In his address to the nation the day after the shooting, Harper vowed to learn more about the “terrorist and any accomplices he may have had” and intoned: “This is a grim reminder that Canada is not immune to the types of terrorist attacks we have seen elsewhere around the world.” Twitter users around the world en masse used the hashtag of solidarity reserved (for some reason) only for cities attacked by a Muslim (but not cities attacked by their own governments): #OttawaStrong. In sum, that this was a “terror attack” was mandated conventional wisdom before anything was known other than the Muslim identity of the perpetrator.
As it turns out, other than the fact that the perpetrator was Muslim and was aiming his violence at Westerners, almost nothing about this attack had the classic hallmarks of “terrorism.” In the days and weeks that followed, it became clear that Zehaf-Bibeau suffered from serious mental illness and “seemed to have become mentally unstable.” He had a history of arrests for petty offenses and had received psychiatric treatment. His friends recall him expressing no real political views but instead claiming he was possessed by the devil.
The Canadian government was ultimately forced to admit that their prior media claim about him preparing to go to Syria was totally false, dismissing it as “a mistake.” Now that Canadians know the truth about him — rather than the mere fact that he’s Muslim and committed violence — a plurality no longer believe the “terrorist” label applies, but believe the attack was motivated by mental illness. The term “terrorist” got instantly applied by know-nothings for one reason: he was Muslim and had committed violence, and that, in the post-9/11 West, is more or less the only working definition of the term (in the rare cases when it is applied to non-Muslims these days, it’s typically applied to minorities engaged in acts that have no resemblance to what people usually think of when they hear the term).

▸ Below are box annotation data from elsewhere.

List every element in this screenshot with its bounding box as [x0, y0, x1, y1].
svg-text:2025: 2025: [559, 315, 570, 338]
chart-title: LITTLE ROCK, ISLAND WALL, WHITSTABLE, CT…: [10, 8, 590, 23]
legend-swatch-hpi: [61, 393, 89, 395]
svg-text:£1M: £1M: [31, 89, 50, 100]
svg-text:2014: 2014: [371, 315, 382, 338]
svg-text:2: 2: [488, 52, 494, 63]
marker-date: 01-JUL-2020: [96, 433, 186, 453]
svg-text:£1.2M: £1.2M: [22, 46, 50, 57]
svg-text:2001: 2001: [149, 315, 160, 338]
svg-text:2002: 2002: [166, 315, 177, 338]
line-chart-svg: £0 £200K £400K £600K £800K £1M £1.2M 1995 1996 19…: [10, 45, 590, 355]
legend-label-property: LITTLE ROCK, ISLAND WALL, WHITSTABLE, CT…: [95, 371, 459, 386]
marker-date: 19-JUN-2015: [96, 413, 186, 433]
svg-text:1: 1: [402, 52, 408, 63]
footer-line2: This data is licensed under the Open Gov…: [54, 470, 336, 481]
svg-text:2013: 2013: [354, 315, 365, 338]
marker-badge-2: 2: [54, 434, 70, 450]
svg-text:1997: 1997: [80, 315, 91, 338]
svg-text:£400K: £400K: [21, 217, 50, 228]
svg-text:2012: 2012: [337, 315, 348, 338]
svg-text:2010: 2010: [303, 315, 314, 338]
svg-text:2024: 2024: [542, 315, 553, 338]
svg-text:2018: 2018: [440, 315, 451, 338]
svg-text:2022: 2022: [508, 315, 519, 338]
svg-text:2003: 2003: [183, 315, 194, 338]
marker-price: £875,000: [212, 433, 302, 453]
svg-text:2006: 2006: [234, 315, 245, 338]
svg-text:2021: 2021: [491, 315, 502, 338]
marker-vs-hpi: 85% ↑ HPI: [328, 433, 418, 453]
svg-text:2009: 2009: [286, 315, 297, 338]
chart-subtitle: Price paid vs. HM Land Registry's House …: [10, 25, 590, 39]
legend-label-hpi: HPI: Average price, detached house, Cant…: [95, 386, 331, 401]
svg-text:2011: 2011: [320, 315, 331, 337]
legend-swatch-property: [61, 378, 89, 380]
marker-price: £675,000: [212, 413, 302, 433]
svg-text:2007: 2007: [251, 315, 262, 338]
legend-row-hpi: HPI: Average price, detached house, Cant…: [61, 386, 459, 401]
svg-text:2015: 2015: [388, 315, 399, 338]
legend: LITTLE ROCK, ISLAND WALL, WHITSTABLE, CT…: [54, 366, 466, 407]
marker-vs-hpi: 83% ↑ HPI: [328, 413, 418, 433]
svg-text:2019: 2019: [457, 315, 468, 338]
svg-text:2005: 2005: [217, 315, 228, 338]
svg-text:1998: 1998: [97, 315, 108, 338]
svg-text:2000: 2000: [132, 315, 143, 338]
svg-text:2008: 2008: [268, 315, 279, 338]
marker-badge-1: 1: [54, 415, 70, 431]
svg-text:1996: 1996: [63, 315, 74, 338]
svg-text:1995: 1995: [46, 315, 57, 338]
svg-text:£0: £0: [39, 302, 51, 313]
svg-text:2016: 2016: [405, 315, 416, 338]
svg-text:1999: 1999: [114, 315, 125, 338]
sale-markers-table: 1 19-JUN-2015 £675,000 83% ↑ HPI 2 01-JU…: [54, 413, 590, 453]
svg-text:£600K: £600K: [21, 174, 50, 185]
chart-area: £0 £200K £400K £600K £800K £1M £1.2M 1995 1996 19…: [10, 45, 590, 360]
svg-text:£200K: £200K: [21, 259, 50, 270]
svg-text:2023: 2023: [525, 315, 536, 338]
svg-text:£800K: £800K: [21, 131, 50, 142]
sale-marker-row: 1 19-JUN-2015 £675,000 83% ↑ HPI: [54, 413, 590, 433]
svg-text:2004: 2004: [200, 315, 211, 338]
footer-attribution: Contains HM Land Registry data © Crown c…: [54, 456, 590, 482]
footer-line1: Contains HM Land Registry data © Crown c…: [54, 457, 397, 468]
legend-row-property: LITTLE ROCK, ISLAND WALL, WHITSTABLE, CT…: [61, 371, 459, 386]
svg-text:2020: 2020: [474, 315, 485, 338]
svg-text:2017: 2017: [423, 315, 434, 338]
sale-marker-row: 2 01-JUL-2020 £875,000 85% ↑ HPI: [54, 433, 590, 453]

That is the crucial backdrop for yesterday’s debate over whether the term “terrorism” applies to the heinous shooting by a white nationalist of nine African-Americans praying in a predominantly black church in Charleston, South Carolina. Almost immediately, news reports indicated there was “no sign of terrorism” — by which they meant: it does not appear that the shooter is Muslim.
Yet other than the perpetrator’s non-Muslim identity, the Charleston attack from the start had the indicia of what is commonly understood to be “terrorism.” Specifically, the suspected shooter was clearly a vehement racist who told witnesses at the church that he was acting out of racial hatred and a desire to force African-Americans “to go.” His violence was the byproduct of and was intended to publicize and forward his warped political agenda, and was clearly designed to terrorize the community he hates.

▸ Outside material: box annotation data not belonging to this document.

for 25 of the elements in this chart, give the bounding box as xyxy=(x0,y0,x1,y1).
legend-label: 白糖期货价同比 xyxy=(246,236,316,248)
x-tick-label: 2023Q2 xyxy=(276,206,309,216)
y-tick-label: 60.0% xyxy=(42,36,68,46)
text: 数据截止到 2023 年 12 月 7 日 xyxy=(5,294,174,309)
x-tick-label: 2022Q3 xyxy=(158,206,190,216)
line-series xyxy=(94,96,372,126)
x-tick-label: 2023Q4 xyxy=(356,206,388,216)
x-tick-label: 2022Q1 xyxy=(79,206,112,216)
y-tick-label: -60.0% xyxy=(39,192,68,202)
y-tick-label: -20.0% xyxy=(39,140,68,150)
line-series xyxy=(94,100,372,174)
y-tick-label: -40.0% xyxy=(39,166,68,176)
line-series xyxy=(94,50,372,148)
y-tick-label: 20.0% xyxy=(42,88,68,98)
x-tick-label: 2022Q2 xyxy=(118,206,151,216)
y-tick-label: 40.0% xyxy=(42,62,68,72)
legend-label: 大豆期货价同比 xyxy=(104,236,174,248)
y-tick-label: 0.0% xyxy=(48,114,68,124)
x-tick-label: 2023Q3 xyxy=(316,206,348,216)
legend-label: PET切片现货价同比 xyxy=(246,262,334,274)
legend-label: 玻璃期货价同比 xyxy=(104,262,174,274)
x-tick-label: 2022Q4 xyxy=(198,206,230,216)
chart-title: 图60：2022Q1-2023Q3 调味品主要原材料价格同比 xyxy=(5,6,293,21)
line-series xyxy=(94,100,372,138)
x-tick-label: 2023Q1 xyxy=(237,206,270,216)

That’s why so many African-American and Muslim commentators and activists insisted that the term “terrorist” be applied: because it looked, felt and smelled exactly like other acts that are instantly branded “terrorism” when the perpetrator is Muslim and the victims largely white. It was very hard — and still is — to escape the conclusion that the term “terrorism,” at least as it’s predominantly used in the post-9/11 West, is about the identity of those committing the violence and the identity of the targets. It manifestly has nothing to do with some neutral, objective assessment of the acts being labelled.